For reference, we did something like this before in a different environment, but over there, everything was already on the correct and same network:
In that setup, I upgraded the VCSA to 6.7 running on the old 6.5 host cluster. Then we installed ESXi 6.7 on the new hosts we got, then created a new host cluster in vSphere and configured settings to match the old one. We had some lingering but minor network config issues with those (Vlan and MTU alerts), so I created new port groups on the distributed switch to match each existing port group and their Vlans to mitigate that in the new cluster.
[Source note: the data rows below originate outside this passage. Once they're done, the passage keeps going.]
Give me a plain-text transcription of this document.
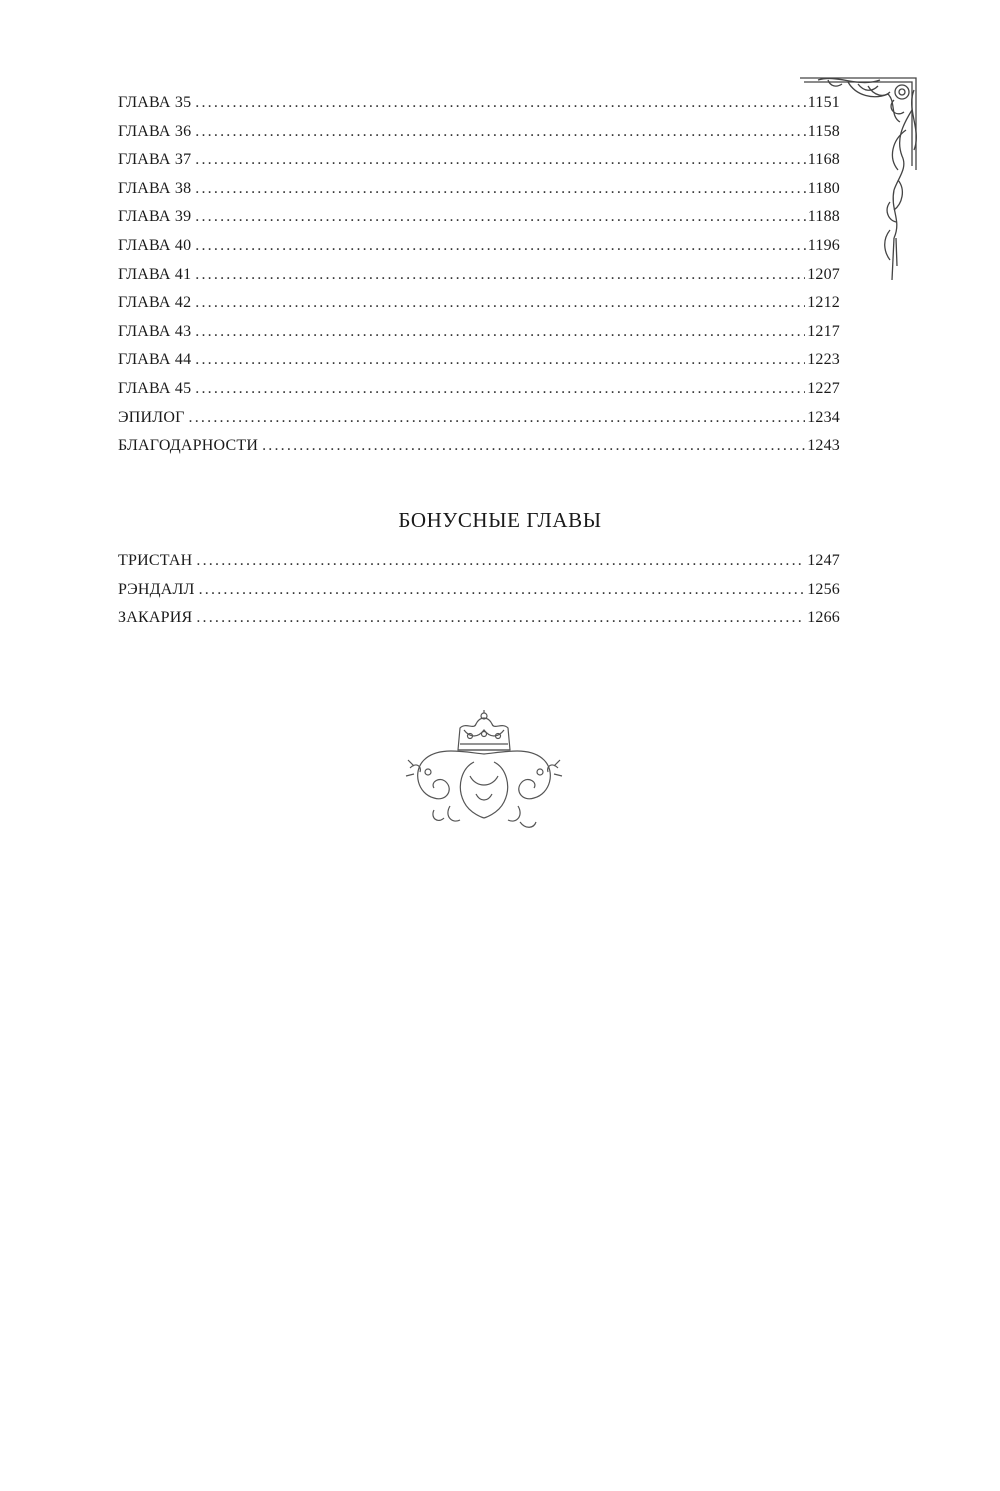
ГЛАВА 35 .....	1151
ГЛАВА 36 .....	1158
ГЛАВА 37 .....	1168
ГЛАВА 38 .....	1180
ГЛАВА 39 .....	1188
ГЛАВА 40 .....	1196
ГЛАВА 41 .....	1207
ГЛАВА 42 .....	1212
ГЛАВА 43 .....	1217
ГЛАВА 44 .....	1223
ГЛАВА 45 .....	1227
ЭПИЛОГ .....	1234
БЛАГОДАРНОСТИ .....	1243
БОНУСНЫЕ ГЛАВЫ
ТРИСТАН .....	1247
РЭНДАЛЛ .....	1256
ЗАКАРИЯ .....	1266
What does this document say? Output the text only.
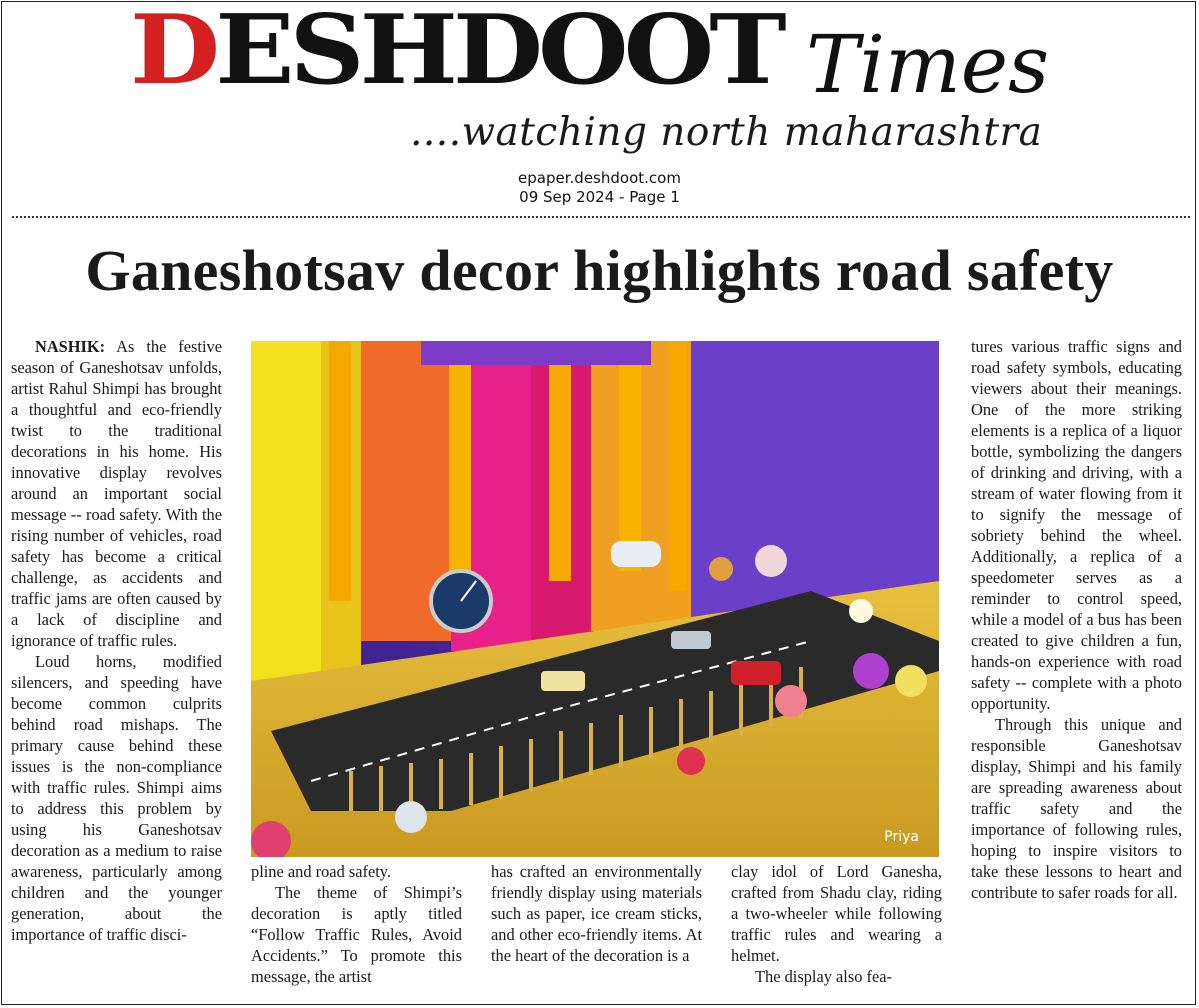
DESHDOOT Times
....watching north maharashtra
epaper.deshdoot.com
09 Sep 2024 - Page 1
Ganeshotsav decor highlights road safety

NASHIK: As the festive season of Ganeshotsav unfolds, artist Rahul Shimpi has brought a thoughtful and eco-friendly twist to the traditional decorations in his home. His innovative display revolves around an important social message -- road safety. With the rising number of vehicles, road safety has become a critical challenge, as accidents and traffic jams are often caused by a lack of discipline and ignorance of traffic rules.

Loud horns, modified silencers, and speeding have become common culprits behind road mishaps. The primary cause behind these issues is the non-compliance with traffic rules. Shimpi aims to address this problem by using his Ganeshotsav decoration as a medium to raise awareness, particularly among children and the younger generation, about the importance of traffic disci-

Priya

pline and road safety.

The theme of Shimpi’s decoration is aptly titled “Follow Traffic Rules, Avoid Accidents.” To promote this message, the artist

has crafted an environmentally friendly display using materials such as paper, ice cream sticks, and other eco-friendly items. At the heart of the decoration is a

clay idol of Lord Ganesha, crafted from Shadu clay, riding a two-wheeler while following traffic rules and wearing a helmet.

The display also fea-

tures various traffic signs and road safety symbols, educating viewers about their meanings. One of the more striking elements is a replica of a liquor bottle, symbolizing the dangers of drinking and driving, with a stream of water flowing from it to signify the message of sobriety behind the wheel. Additionally, a replica of a speedometer serves as a reminder to control speed, while a model of a bus has been created to give children a fun, hands-on experience with road safety -- complete with a photo opportunity.

Through this unique and responsible Ganeshotsav display, Shimpi and his family are spreading awareness about traffic safety and the importance of following rules, hoping to inspire visitors to take these lessons to heart and contribute to safer roads for all.
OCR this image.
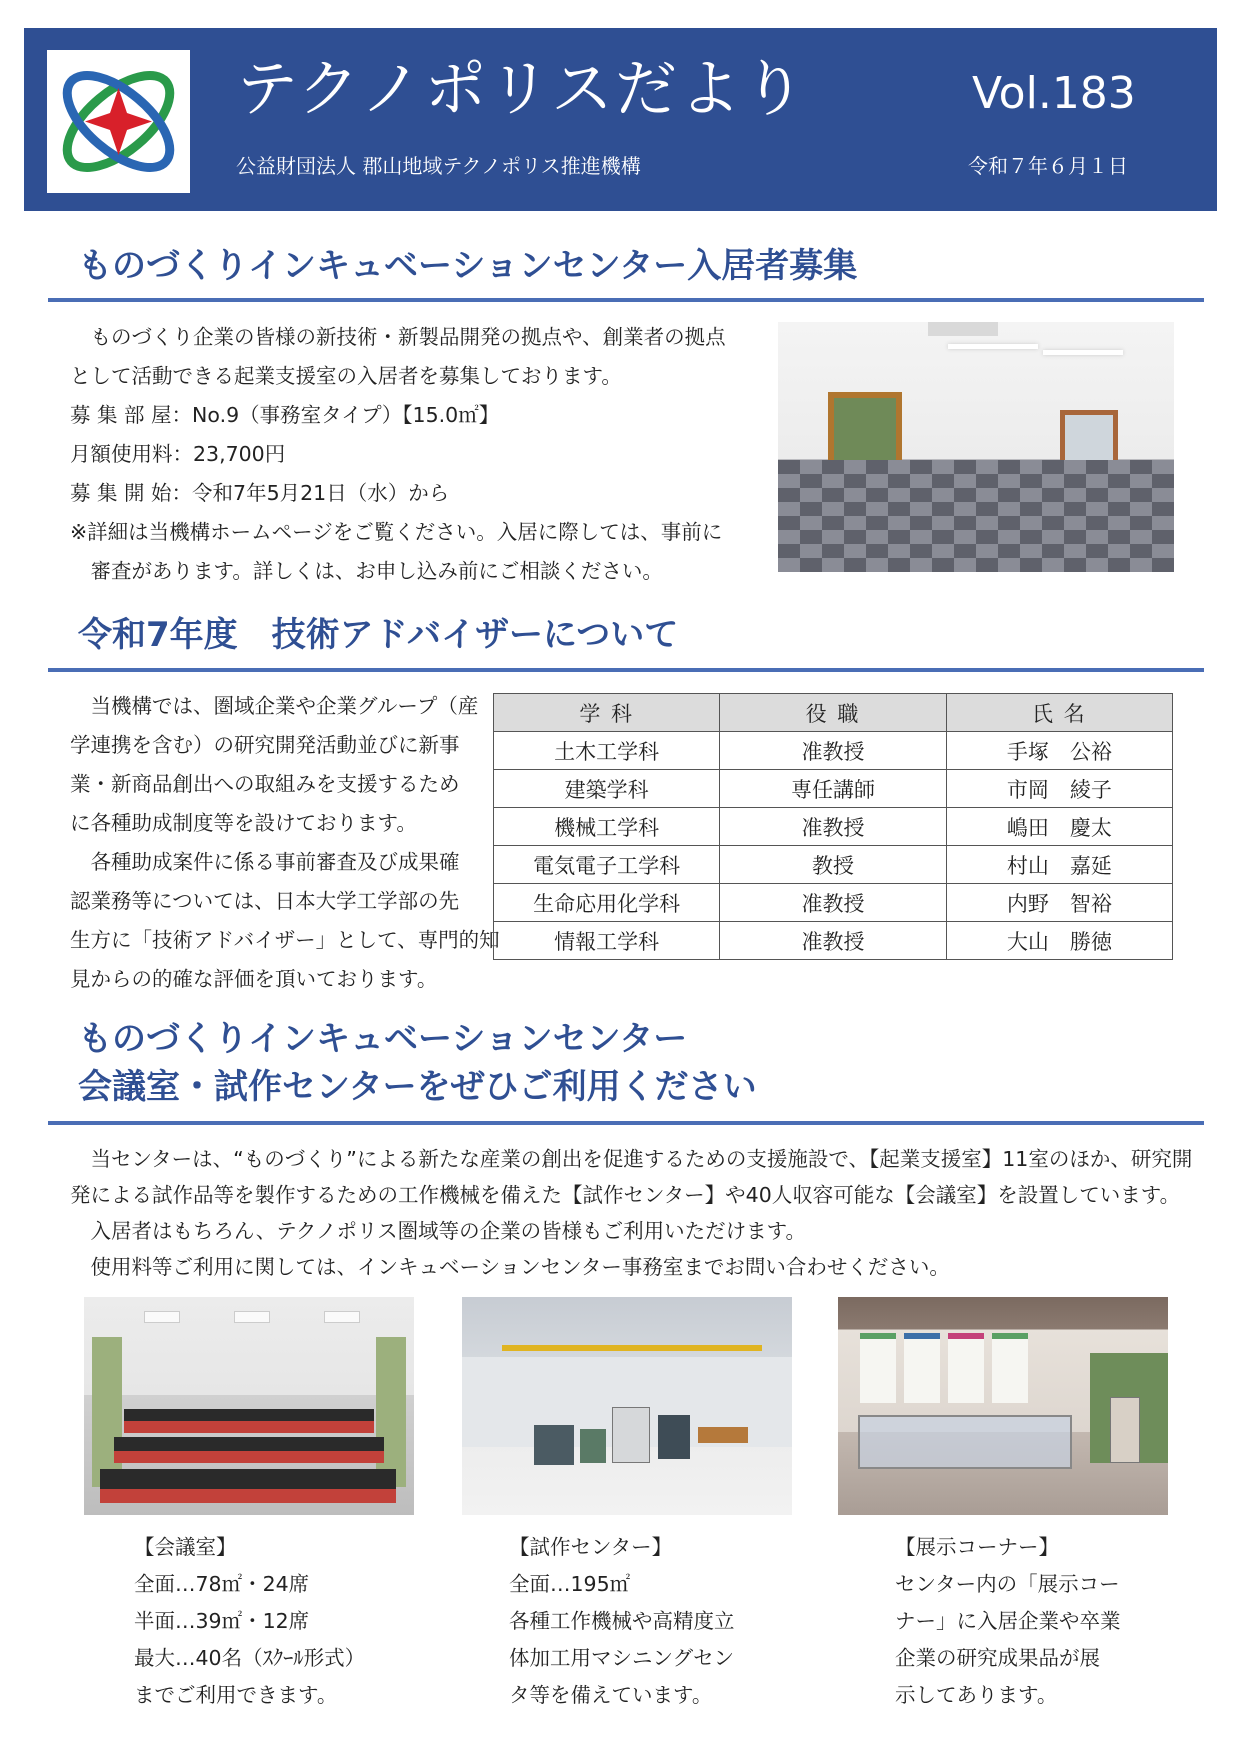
テクノポリスだより	Vol.183
公益財団法人 郡山地域テクノポリス推進機構	令和７年６月１日
ものづくりインキュベーションセンター入居者募集

　ものづくり企業の皆様の新技術・新製品開発の拠点や、創業者の拠点

として活動できる起業支援室の入居者を募集しております。

募 集 部 屋：No.9（事務室タイプ）【15.0㎡】

月額使用料：23,700円

募 集 開 始：令和7年5月21日（水）から

※詳細は当機構ホームページをご覧ください。入居に際しては、事前に

　審査があります。詳しくは、お申し込み前にご相談ください。

令和7年度　技術アドバイザーについて

　当機構では、圏域企業や企業グループ（産

学連携を含む）の研究開発活動並びに新事

業・新商品創出への取組みを支援するため

に各種助成制度等を設けております。

　各種助成案件に係る事前審査及び成果確

認業務等については、日本大学工学部の先

生方に「技術アドバイザー」として、専門的知

見からの的確な評価を頂いております。

学 科	役 職	氏 名
土木工学科	准教授	手塚　公裕
建築学科	専任講師	市岡　綾子
機械工学科	准教授	嶋田　慶太
電気電子工学科	教授	村山　嘉延
生命応用化学科	准教授	内野　智裕
情報工学科	准教授	大山　勝徳
ものづくりインキュベーションセンター
会議室・試作センターをぜひご利用ください

　当センターは、“ものづくり”による新たな産業の創出を促進するための支援施設で、【起業支援室】11室のほか、研究開

発による試作品等を製作するための工作機械を備えた【試作センター】や40人収容可能な【会議室】を設置しています。

　入居者はもちろん、テクノポリス圏域等の企業の皆様もご利用いただけます。

　使用料等ご利用に関しては、インキュベーションセンター事務室までお問い合わせください。

【会議室】
全面…78㎡・24席
半面…39㎡・12席
最大…40名（ｽｸｰﾙ形式）
までご利用できます。
【試作センター】
全面…195㎡
各種工作機械や高精度立
体加工用マシニングセン
タ等を備えています。
【展示コーナー】
センター内の「展示コー
ナー」に入居企業や卒業
企業の研究成果品が展
示してあります。
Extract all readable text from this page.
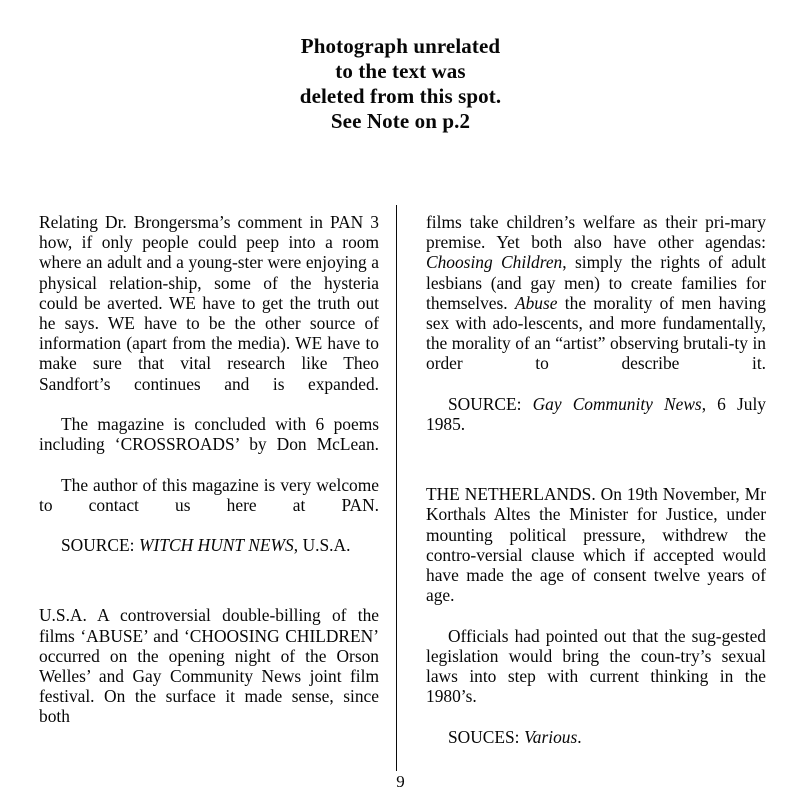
Photograph unrelated
to the text was
deleted from this spot.
See Note on p.2

Relating Dr. Brongersma’s comment in PAN 3 how, if only people could peep into a room where an adult and a young-ster were enjoying a physical relation-ship, some of the hysteria could be averted. WE have to get the truth out he says. WE have to be the other source of information (apart from the media). WE have to make sure that vital research like Theo Sandfort’s continues and is expanded.

The magazine is concluded with 6 poems including ‘CROSSROADS’ by Don McLean.

The author of this magazine is very welcome to contact us here at PAN.

SOURCE: WITCH HUNT NEWS, U.S.A.

U.S.A. A controversial double-billing of the films ‘ABUSE’ and ‘CHOOSING CHILDREN’ occurred on the opening night of the Orson Welles’ and Gay Community News joint film festival. On the surface it made sense, since both

films take children’s welfare as their pri-mary premise. Yet both also have other agendas: Choosing Children, simply the rights of adult lesbians (and gay men) to create families for themselves. Abuse the morality of men having sex with ado-lescents, and more fundamentally, the morality of an “artist” observing brutali-ty in order to describe it.

SOURCE: Gay Community News, 6 July 1985.

THE NETHERLANDS. On 19th November, Mr Korthals Altes the Minister for Justice, under mounting political pressure, withdrew the contro-versial clause which if accepted would have made the age of consent twelve years of age.

Officials had pointed out that the sug-gested legislation would bring the coun-try’s sexual laws into step with current thinking in the 1980’s.

SOUCES: Various.

9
The new hosts were cabled up and connected to the physical switches (we moved from blades to full servers), and then joined to the new host cluster in vSphere where I paired the uplinks from the new hosts with the new port groups on the vDS, and vMotion was IP'd on the same subnet as the old. A new storage system was also configured & attached to the new hosts.
So, in summary, we had the original vCenter (upgraded), the original host cluster, the original vDS, and then the additional host cluster with new (matching) port groups for the new 6.7 hosts, with new storage. For decommissioning of the old hosts, and VM migration, we powered off each VM, swapped the virtual network adapter(s) with the new port group adapter(s) (matches vlans) for each VM, and did a vMotion (storage and compute) over to the new host cluster, then powered them up. Once the old hosts were cleared, we powered them down and removed the old cluster and port groups since they were no longer needed. It went rather smoothly.